Après quelques instants, le premier ministre, pensant qu'ils devaient être étouffés, fit ouvrir les portes. Quelle ne fut pas sa stupéfaction de voir sortir les six compagnons bleus de froid et tout heureux de pouvoir aller se chauffer dans la cour du château.
Mais le premier ministre, qui était fort ingénieux, ne s'avoua pas battu pour si peu. Il trouva immédiatement une autre échappatoire qu'il proposa au roi. Celui-ci alla trouver le soldat qui se prélassait au soleil avec ses compagnons et lui dit :
Si tu renonces à ma fille, je te donnerai autant de pièces d'or que tu pourras en porter.
- Autant que mon domestique pourra en porter; je suis d'accord, Sire, répondit le soldat.
Et il appela l'homme qui pouvait porter, en guise de fagot, six gros arbres sur son épaule.
On eut beau amener tout l'or qu'il y avait dans le palais royal, puis tout celui qu'on put trouver en ville, l'homme aux fagots en réclamait toujours davantage. Il criait même qu'il en porterait bien dix fois autant.
Il ne restait plus au roi qu'une chose à faire. Il se fit amener toi l'or qu'il y avait dans son royaume. On amena donc sept mille chariots chargés d'or et tirés par des bœufs. L'homme aux fagots chargea le tout, y compris les chariots et les bœufs. Le soldat se déclara satisfait et quitta la ville, bien que le porteur prétendît ç grands cris qu'on pouvait encore lui en donner autant.
Mais le roi, quand il comprit qu'il était ruiné et qu'il n'y avait plus une seule pièce d'or dans tout le pays, se mit en colère et fit mobiliser toute son armée. Puis il donna ordre à ses généraux de reprendre tout l'or et de capturer les six compagnons.

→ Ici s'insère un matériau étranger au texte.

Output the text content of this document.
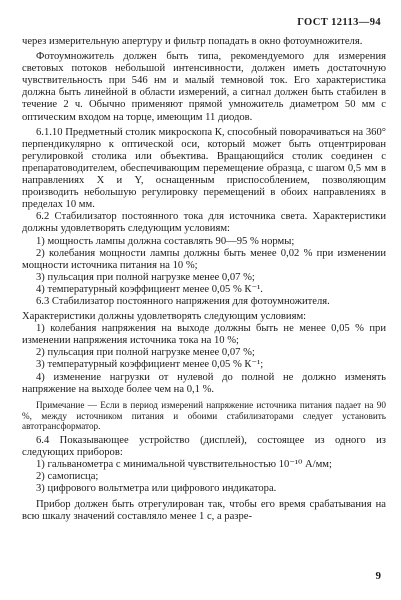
ГОСТ 12113—94

через измерительную апертуру и фильтр попадать в окно фотоумножителя.

Фотоумножитель должен быть типа, рекомендуемого для измерения световых потоков небольшой интенсивности, должен иметь достаточную чувствительность при 546 нм и малый темновой ток. Его характеристика должна быть линейной в области измерений, а сигнал должен быть стабилен в течение 2 ч. Обычно применяют прямой умножитель диаметром 50 мм с оптическим входом на торце, имеющим 11 диодов.

6.1.10 Предметный столик микроскопа К, способный поворачиваться на 360° перпендикулярно к оптической оси, который может быть отцентрирован регулировкой столика или объектива. Вращающийся столик соединен с препаратоводителем, обеспечивающим перемещение образца, с шагом 0,5 мм в направлениях X и Y, оснащенным приспособлением, позволяющим производить небольшую регулировку перемещений в обоих направлениях в пределах 10 мм.

6.2 Стабилизатор постоянного тока для источника света. Характеристики должны удовлетворять следующим условиям:

1) мощность лампы должна составлять 90—95 % нормы;

2) колебания мощности лампы должны быть менее 0,02 % при изменении мощности источника питания на 10 %;

3) пульсация при полной нагрузке менее 0,07 %;

4) температурный коэффициент менее 0,05 % К⁻¹.

6.3 Стабилизатор постоянного напряжения для фотоумножителя.

Характеристики должны удовлетворять следующим условиям:

1) колебания напряжения на выходе должны быть не менее 0,05 % при изменении напряжения источника тока на 10 %;

2) пульсация при полной нагрузке менее 0,07 %;

3) температурный коэффициент менее 0,05 % К⁻¹;

4) изменение нагрузки от нулевой до полной не должно изменять напряжение на выходе более чем на 0,1 %.

Примечание — Если в период измерений напряжение источника питания падает на 90 %, между источником питания и обоими стабилизаторами следует установить автотрансформатор.

6.4 Показывающее устройство (дисплей), состоящее из одного из следующих приборов:

1) гальванометра с минимальной чувствительностью 10⁻¹⁰ А/мм;

2) самописца;

3) цифрового вольтметра или цифрового индикатора.

Прибор должен быть отрегулирован так, чтобы его время срабатывания на всю шкалу значений составляло менее 1 с, а разре-

9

Nos voyageurs se virent bientôt encerclés par une troupe menaçante.
- Rendez-vous, cria un général. Rendez aussi tout cet or ou vous serez taillés en pièces.
- Pensez-vous, répondit le souffleur. Vous voulez nous faire prisonniers mais vous allez danser d'abord, et mettant un doigt sur une narine, il souffla si fort que toute l'armée royale s'envola dans les nuages.
Un brave sergent, qui avait déjà été blessé neuf fois, alla porter au roi la nouvelle de ce désastre. Le roi comprit alors qu'il devait tenir sa parole. Un message partit rechercher les six compagnons. Ils rentrèrent en ville et huit jours après, le soldat épousa la princesse. Quant aux cinq compagnons, ils furent nommés généraux pour remplacer ceux qu’ils avaient mis si piteusement en déroute.